Русскому барону положено знать о космосе все то, что знает и его император, а вот забытому всеми ученому, который живет весьма скромно и то, большей части от подачки от моего посланника в Праге, или составлением глупых гороскопов, не стоит знать больше, чем он уже услышал от меня.
Более разговаривать было, по сути, не о чем. И, несмотря на то, что подспудно я хотел продлить время общения с гением человечества, нужно отправлять немцев восвояси. И эти «восвояси» я потребовал сделать максимально благоприятными, но без излишеств. Пусть заселяются в один из построенных для особых нужд домов в Немецкой Слободе.

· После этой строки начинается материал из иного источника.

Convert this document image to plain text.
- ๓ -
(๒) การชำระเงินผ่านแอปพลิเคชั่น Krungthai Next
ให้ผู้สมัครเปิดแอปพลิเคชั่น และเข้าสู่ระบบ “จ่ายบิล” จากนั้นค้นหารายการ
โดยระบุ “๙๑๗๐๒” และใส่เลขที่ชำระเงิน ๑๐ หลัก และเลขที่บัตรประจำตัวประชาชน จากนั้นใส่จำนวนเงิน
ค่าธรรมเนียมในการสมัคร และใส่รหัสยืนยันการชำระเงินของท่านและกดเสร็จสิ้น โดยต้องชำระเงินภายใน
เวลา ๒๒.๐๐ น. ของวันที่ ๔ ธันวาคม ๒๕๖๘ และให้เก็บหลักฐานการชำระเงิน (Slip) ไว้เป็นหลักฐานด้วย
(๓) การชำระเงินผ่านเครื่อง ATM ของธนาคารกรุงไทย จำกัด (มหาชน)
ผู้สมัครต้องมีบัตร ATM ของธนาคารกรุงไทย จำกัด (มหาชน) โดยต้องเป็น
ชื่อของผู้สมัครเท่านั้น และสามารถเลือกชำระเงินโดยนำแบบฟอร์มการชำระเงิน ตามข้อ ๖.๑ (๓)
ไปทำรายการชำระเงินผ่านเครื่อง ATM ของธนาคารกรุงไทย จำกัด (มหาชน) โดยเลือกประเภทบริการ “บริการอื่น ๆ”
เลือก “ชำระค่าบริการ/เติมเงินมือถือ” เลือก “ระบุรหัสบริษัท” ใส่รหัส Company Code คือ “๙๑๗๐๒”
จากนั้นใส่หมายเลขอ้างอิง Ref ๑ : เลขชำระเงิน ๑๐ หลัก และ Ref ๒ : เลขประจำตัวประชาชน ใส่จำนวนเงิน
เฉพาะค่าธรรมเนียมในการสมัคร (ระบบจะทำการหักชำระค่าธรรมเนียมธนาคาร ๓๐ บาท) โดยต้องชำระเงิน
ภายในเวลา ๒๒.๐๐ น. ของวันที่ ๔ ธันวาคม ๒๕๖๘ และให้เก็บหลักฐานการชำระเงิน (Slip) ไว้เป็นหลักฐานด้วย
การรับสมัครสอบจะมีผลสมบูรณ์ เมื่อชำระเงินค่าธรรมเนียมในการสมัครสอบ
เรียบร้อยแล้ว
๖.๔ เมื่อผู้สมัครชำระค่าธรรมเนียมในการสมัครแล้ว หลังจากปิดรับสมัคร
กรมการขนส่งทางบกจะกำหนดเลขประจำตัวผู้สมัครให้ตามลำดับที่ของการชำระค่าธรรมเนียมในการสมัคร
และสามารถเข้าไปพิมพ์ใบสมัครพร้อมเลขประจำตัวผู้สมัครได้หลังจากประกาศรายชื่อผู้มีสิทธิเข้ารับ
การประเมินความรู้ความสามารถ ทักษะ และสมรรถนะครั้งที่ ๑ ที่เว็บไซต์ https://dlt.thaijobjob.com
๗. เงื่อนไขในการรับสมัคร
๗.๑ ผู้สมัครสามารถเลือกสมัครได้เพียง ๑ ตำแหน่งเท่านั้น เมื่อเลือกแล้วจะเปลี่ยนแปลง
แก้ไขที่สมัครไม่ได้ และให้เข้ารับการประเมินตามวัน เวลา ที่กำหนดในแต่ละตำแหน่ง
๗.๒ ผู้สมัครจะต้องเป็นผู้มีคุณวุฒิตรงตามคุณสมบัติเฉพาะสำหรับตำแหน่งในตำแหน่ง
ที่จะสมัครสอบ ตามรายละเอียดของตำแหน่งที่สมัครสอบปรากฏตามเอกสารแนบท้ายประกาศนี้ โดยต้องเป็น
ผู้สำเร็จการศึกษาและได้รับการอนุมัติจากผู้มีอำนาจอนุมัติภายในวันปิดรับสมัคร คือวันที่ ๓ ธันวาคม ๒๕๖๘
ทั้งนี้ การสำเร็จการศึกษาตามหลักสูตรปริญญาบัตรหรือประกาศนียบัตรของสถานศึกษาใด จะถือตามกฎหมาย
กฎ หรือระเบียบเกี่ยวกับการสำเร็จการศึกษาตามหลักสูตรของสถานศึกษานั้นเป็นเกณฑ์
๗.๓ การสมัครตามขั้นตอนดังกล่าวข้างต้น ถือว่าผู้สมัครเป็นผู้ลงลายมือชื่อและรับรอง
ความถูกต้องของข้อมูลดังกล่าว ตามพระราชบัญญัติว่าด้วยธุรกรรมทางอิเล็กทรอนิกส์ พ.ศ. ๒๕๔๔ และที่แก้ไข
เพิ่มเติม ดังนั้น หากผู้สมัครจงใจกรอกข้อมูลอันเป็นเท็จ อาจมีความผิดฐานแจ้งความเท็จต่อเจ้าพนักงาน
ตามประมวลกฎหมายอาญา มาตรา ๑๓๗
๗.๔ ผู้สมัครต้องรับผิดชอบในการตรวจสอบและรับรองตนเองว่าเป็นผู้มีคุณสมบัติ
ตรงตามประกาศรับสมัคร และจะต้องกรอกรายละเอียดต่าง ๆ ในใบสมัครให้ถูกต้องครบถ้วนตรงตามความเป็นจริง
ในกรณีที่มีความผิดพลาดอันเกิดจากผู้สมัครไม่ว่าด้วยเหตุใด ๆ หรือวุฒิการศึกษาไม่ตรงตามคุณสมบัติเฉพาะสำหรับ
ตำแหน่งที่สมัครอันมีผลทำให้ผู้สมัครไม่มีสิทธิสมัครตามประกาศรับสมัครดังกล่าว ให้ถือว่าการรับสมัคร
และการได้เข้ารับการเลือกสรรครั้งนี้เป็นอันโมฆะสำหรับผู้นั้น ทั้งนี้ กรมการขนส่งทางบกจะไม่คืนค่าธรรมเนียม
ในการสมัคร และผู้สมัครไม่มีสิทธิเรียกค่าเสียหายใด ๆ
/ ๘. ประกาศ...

Ну а для меня наступило время обеда, после которого должно было состоятся серьезное совещание, вероятно оно, и в историю войдет. По крайней мере, у меня уже есть три писаря, которые записывают и мои слова и описывают дела. Это я хотел бы в будущем выпустить книгу о делах государя-императора. Естественно, в книге будет такой текст, читая который любой русский человек, и не только русский, должен проникнуться величием престола Российского.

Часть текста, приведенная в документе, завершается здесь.